Men did not enjoy the same benefit, they said.

“The more coffee one drank, the better the effects seemed to be on (women’s) memory functioning in particular,” said Karen Ritchie at the French National Institute of Medical Research, whose work appears in the journal Neurology.

The researchers followed more than 7,000 men and women in three French cities, checking their health and mental function and asking them about their current and past eating and drinking habits, their friends, and their daily activities.

They used this information to sort out the specific role caffeine played in these women’s lives.

They found that women who drank more than three cups of coffee per day, or its caffeine equivalent in tea, retained more of their verbal and -- to a lesser extent -- visual memories over four years.

These women had a 33 percent lower odds of having verbal memory declines and 18 percent lower odds of having visual and spatial memory declines, compared to women who drank one cup or fewer per day.

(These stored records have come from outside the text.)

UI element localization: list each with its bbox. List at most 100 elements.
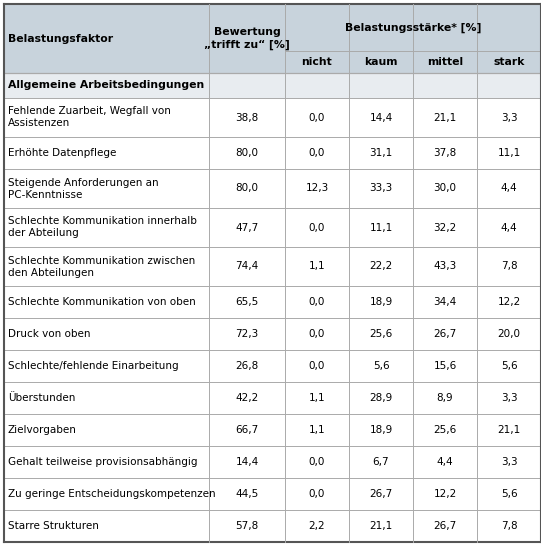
Text: 26,8: 26,8 xyxy=(235,361,259,371)
Text: 18,9: 18,9 xyxy=(370,425,393,435)
Bar xyxy=(413,4,477,51)
Text: 43,3: 43,3 xyxy=(433,262,457,271)
Text: Schlechte/fehlende Einarbeitung: Schlechte/fehlende Einarbeitung xyxy=(8,361,179,371)
Text: 47,7: 47,7 xyxy=(235,223,259,233)
Bar xyxy=(4,51,209,73)
Text: 30,0: 30,0 xyxy=(433,183,457,193)
Text: Zu geringe Entscheidungskompetenzen: Zu geringe Entscheidungskompetenzen xyxy=(8,489,216,499)
Text: 25,6: 25,6 xyxy=(370,329,393,339)
Bar xyxy=(285,4,349,51)
Text: 4,4: 4,4 xyxy=(437,457,453,467)
Text: 26,7: 26,7 xyxy=(433,329,457,339)
Text: Starre Strukturen: Starre Strukturen xyxy=(8,521,99,531)
Text: 25,6: 25,6 xyxy=(433,425,457,435)
Text: 14,4: 14,4 xyxy=(370,112,393,122)
Text: 65,5: 65,5 xyxy=(235,297,259,307)
Bar xyxy=(4,446,541,478)
Bar xyxy=(477,4,541,51)
Bar xyxy=(4,382,541,414)
Text: 21,1: 21,1 xyxy=(497,425,520,435)
Text: Bewertung
„trifft zu“ [%]: Bewertung „trifft zu“ [%] xyxy=(204,27,290,50)
Text: 3,3: 3,3 xyxy=(500,457,517,467)
Bar xyxy=(4,318,541,350)
Bar xyxy=(209,4,285,51)
Text: 38,8: 38,8 xyxy=(235,112,259,122)
Bar xyxy=(4,286,541,318)
Text: 66,7: 66,7 xyxy=(235,425,259,435)
Text: 31,1: 31,1 xyxy=(370,148,393,158)
Text: Schlechte Kommunikation von oben: Schlechte Kommunikation von oben xyxy=(8,297,196,307)
Text: 0,0: 0,0 xyxy=(309,457,325,467)
Text: 26,7: 26,7 xyxy=(433,521,457,531)
Text: 32,2: 32,2 xyxy=(433,223,457,233)
Text: 0,0: 0,0 xyxy=(309,112,325,122)
Bar xyxy=(4,247,541,286)
Text: 80,0: 80,0 xyxy=(235,148,259,158)
Text: 33,3: 33,3 xyxy=(370,183,393,193)
Text: 18,9: 18,9 xyxy=(370,297,393,307)
Text: 5,6: 5,6 xyxy=(373,361,390,371)
Text: mittel: mittel xyxy=(427,57,463,67)
Text: 5,6: 5,6 xyxy=(500,361,517,371)
Text: 7,8: 7,8 xyxy=(500,521,517,531)
Text: Belastungsfaktor: Belastungsfaktor xyxy=(8,33,113,44)
Bar xyxy=(209,51,285,73)
Bar xyxy=(4,208,541,247)
Text: 15,6: 15,6 xyxy=(433,361,457,371)
Text: stark: stark xyxy=(493,57,525,67)
Bar xyxy=(4,73,541,98)
Text: 0,0: 0,0 xyxy=(309,297,325,307)
Text: 11,1: 11,1 xyxy=(370,223,393,233)
Text: 26,7: 26,7 xyxy=(370,489,393,499)
Text: Zielvorgaben: Zielvorgaben xyxy=(8,425,77,435)
Text: 0,0: 0,0 xyxy=(309,361,325,371)
Text: 74,4: 74,4 xyxy=(235,262,259,271)
Bar xyxy=(477,51,541,73)
Text: 34,4: 34,4 xyxy=(433,297,457,307)
Bar xyxy=(349,4,413,51)
Text: 20,0: 20,0 xyxy=(498,329,520,339)
Text: 12,2: 12,2 xyxy=(497,297,520,307)
Text: 4,4: 4,4 xyxy=(500,223,517,233)
Text: 12,2: 12,2 xyxy=(433,489,457,499)
Text: Fehlende Zuarbeit, Wegfall von
Assistenzen: Fehlende Zuarbeit, Wegfall von Assistenz… xyxy=(8,106,171,128)
Bar xyxy=(4,169,541,208)
Text: 22,2: 22,2 xyxy=(370,262,393,271)
Text: 0,0: 0,0 xyxy=(309,148,325,158)
Text: 3,3: 3,3 xyxy=(500,393,517,403)
Text: Druck von oben: Druck von oben xyxy=(8,329,90,339)
Text: Belastungsstärke* [%]: Belastungsstärke* [%] xyxy=(345,22,481,33)
Text: nicht: nicht xyxy=(302,57,332,67)
Text: 7,8: 7,8 xyxy=(500,262,517,271)
Text: 80,0: 80,0 xyxy=(235,183,259,193)
Text: Schlechte Kommunikation innerhalb
der Abteilung: Schlechte Kommunikation innerhalb der Ab… xyxy=(8,217,197,239)
Text: 1,1: 1,1 xyxy=(309,262,325,271)
Bar xyxy=(4,98,541,137)
Text: Erhöhte Datenpflege: Erhöhte Datenpflege xyxy=(8,148,116,158)
Text: 72,3: 72,3 xyxy=(235,329,259,339)
Text: 5,6: 5,6 xyxy=(500,489,517,499)
Text: 0,0: 0,0 xyxy=(309,223,325,233)
Text: kaum: kaum xyxy=(364,57,398,67)
Bar xyxy=(4,350,541,382)
Bar xyxy=(4,510,541,542)
Text: 28,9: 28,9 xyxy=(370,393,393,403)
Text: Überstunden: Überstunden xyxy=(8,393,75,403)
Bar xyxy=(349,51,413,73)
Text: Steigende Anforderungen an
PC-Kenntnisse: Steigende Anforderungen an PC-Kenntnisse xyxy=(8,177,159,199)
Text: 37,8: 37,8 xyxy=(433,148,457,158)
Bar xyxy=(413,51,477,73)
Text: Schlechte Kommunikation zwischen
den Abteilungen: Schlechte Kommunikation zwischen den Abt… xyxy=(8,256,195,277)
Text: Gehalt teilweise provisionsabhängig: Gehalt teilweise provisionsabhängig xyxy=(8,457,197,467)
Text: 11,1: 11,1 xyxy=(497,148,520,158)
Text: 8,9: 8,9 xyxy=(437,393,453,403)
Text: 12,3: 12,3 xyxy=(305,183,328,193)
Bar xyxy=(4,137,541,169)
Text: 0,0: 0,0 xyxy=(309,489,325,499)
Text: 0,0: 0,0 xyxy=(309,329,325,339)
Bar xyxy=(4,4,209,51)
Text: 14,4: 14,4 xyxy=(235,457,259,467)
Text: Allgemeine Arbeitsbedingungen: Allgemeine Arbeitsbedingungen xyxy=(8,80,204,91)
Text: 44,5: 44,5 xyxy=(235,489,259,499)
Text: 4,4: 4,4 xyxy=(500,183,517,193)
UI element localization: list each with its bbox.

The effect also depended on age, with women over 80 reaping more benefits from these beverages than those who were 10 to 15 years younger, Ritchie’s team wrote. It was unclear whether current or former coffee consumption made the difference.

Some studies in mice have suggested that caffeine might block the buildup of proteins that lead to mental decline.

Ritchie is not sure why only women benefited in her study.

“Our best guess is that women don’t metabolize coffee in the same way (as men),” she said in a telephone interview.

Ritchie plans to follow the women longer to see if caffeine delays the onset of dementia -- the mental confusion that signals Alzheimer’s disease and other brain disorders.

She said people should weigh any brain gains derived from caffeine against other effects of the stimulant, including raised blood pressure.

The average American drinks one to two cups of coffee a day, according to the National Coffee Association.